Citrix uzmanları, “sıfır güven bir ürün ya da çözüm değildir. Ancak Citrix Workspace, kuruluşların sıfır güvene ulaşmalarına yardımcı olma konusunda benzersiz konuma sahip bir çözümdür” diyor.
Zero Trust, kimlik doğrulamasının ve yetkilendirmenin kazanılmasını gerektiriyor, varsayılmasını değil. Citrix Gateway ve Citrix Analytics, kuruluşlara kimlik, konum, cihaz sağlığı, hizmet ya da iş yükü, veri sınıflandırması ve daha fazlasına dayanarak kullanıcıların kimliklerini doğrulama ve kullanıcıları yetkilendirme yeteneği sağlıyor. Bu, son kullanıcılar için şeffaf bir süreç olduğundan, kullanıcı deneyimi bu süreçten etkilenmiyor.
Citrix Workspace, kuruluşların, kullanıcılara yalnızca ihtiyaç duydukları kaynaklara erişim sağlamalarını kolaylaştırıyor. Bu erişim, her bir kaynak türü için açık kimlik doğrulamasına gerek olmaksızın tek bir konumdaki yerel uygulamalara ve masaüstü bilgisayarlara, SaaS ve web uygulamalarına ve dosyalara yayılabiliyor. Bu tek oturum açma (SSO) yeteneği, üretkenliği artırır ve çoklu oturum açmaya kıyasla saldırıya uğrayabilecek alanları azaltıyor. Citrix Workspace, veri koruması için ekran görüntüsü yakalamayı engelleme, kopyalama/yapıştırma kısıtlamaları, filigranlama ve indirme/yazdırma kısıtlamaları gibi bağlama duyarlı ilkeler sağlıyor.
İhlalleri tespit edip önlemek için gerekli araçlara sahip olmak, şirketlere milyonlarca dolar tasarruf sağlayabilir.
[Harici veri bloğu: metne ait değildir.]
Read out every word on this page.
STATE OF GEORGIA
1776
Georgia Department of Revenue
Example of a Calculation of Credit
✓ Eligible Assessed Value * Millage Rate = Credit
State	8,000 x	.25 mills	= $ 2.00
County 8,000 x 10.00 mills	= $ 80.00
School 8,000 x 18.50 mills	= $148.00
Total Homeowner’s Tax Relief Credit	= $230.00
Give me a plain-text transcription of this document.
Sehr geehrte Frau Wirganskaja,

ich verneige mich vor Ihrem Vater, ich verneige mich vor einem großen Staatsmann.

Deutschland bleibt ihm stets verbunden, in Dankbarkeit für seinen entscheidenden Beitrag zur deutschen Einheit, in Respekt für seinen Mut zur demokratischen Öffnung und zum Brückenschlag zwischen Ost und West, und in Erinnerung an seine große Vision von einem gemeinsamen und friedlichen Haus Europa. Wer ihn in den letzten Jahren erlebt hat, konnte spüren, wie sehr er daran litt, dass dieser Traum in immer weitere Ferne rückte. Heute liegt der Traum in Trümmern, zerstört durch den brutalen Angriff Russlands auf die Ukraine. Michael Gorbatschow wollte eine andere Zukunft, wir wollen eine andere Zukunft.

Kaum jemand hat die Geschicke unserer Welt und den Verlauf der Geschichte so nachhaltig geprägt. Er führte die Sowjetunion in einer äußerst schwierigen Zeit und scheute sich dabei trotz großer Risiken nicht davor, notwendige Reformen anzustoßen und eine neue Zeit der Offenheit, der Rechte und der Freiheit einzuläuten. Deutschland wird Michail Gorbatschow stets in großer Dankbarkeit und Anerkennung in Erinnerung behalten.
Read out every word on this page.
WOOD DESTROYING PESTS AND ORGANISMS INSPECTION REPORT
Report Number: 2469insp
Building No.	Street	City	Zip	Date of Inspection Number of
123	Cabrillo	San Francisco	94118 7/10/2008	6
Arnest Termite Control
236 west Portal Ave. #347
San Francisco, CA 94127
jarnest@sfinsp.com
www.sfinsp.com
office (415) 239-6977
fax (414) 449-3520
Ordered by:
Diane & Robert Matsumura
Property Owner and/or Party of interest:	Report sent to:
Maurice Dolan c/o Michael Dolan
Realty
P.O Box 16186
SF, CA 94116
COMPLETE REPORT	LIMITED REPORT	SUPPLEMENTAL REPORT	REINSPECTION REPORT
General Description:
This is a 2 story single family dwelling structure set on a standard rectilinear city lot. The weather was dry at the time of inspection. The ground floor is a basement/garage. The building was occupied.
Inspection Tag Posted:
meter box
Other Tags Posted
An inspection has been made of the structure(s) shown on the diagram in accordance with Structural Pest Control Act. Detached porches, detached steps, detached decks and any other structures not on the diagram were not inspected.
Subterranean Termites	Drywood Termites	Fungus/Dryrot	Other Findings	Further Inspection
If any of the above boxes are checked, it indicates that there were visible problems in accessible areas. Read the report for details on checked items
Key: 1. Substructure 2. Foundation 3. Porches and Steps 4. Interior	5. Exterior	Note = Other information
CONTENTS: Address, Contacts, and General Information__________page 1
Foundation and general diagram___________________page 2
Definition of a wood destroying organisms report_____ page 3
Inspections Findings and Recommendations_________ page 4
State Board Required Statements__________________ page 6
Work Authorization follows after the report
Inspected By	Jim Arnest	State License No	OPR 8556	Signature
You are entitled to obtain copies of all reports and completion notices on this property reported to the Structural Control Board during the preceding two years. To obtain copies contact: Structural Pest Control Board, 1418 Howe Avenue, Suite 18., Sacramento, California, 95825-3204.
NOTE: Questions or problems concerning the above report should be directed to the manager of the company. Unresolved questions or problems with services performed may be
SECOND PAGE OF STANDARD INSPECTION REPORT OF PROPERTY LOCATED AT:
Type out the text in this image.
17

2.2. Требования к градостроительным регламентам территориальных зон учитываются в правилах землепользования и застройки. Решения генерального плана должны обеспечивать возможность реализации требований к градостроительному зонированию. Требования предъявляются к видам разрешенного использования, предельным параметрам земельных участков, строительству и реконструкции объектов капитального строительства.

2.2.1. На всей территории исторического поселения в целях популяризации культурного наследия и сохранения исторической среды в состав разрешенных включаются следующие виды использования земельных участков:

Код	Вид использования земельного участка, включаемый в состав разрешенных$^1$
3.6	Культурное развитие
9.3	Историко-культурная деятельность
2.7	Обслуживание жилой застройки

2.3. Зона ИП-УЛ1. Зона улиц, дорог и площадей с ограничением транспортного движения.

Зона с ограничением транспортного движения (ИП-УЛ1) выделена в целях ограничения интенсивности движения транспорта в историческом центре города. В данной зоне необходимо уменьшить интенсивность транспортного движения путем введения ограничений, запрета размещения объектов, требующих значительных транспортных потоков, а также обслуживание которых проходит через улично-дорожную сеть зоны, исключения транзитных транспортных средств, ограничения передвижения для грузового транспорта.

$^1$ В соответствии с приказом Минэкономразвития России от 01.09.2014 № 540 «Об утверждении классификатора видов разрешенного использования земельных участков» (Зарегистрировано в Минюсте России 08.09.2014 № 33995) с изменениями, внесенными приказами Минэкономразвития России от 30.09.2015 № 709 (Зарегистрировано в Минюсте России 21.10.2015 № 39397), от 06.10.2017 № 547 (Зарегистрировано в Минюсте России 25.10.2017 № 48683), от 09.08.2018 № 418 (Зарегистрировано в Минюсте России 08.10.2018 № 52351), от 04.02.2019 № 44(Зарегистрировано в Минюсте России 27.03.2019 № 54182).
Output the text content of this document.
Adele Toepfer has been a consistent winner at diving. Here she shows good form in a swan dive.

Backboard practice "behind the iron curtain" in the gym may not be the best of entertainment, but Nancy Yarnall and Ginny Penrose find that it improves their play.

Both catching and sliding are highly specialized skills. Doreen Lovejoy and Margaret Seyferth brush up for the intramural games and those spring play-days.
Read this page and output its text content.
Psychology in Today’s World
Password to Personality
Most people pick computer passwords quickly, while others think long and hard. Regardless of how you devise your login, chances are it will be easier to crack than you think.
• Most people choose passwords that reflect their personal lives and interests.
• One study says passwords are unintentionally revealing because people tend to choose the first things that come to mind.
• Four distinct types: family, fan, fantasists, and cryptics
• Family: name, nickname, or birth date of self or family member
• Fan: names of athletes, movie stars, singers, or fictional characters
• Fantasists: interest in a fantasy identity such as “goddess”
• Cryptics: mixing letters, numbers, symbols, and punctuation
Citrix Application Delivery Management (ADM) ve Citrix Director’ın kullanılması, kullanıcı oturumlarının ve genel altyapı sağlığının uçtan uça izlenebilmesini sağlıyor. Bunlara ek olarak Citrix Analytics, tehlikeli web sitelerinin ziyaret edilmesi, yüksek miktarda bant genişliği tüketimi ya da riskli yüklemeler ve indirmeler gibi olası kötü amaçlı etkinliklerin tespit edilmesi için ilkeler sunuyor.
Citrix, Zero Trust güven yeteneklerini geliştirmeye ve genişletmeye devam ediyor.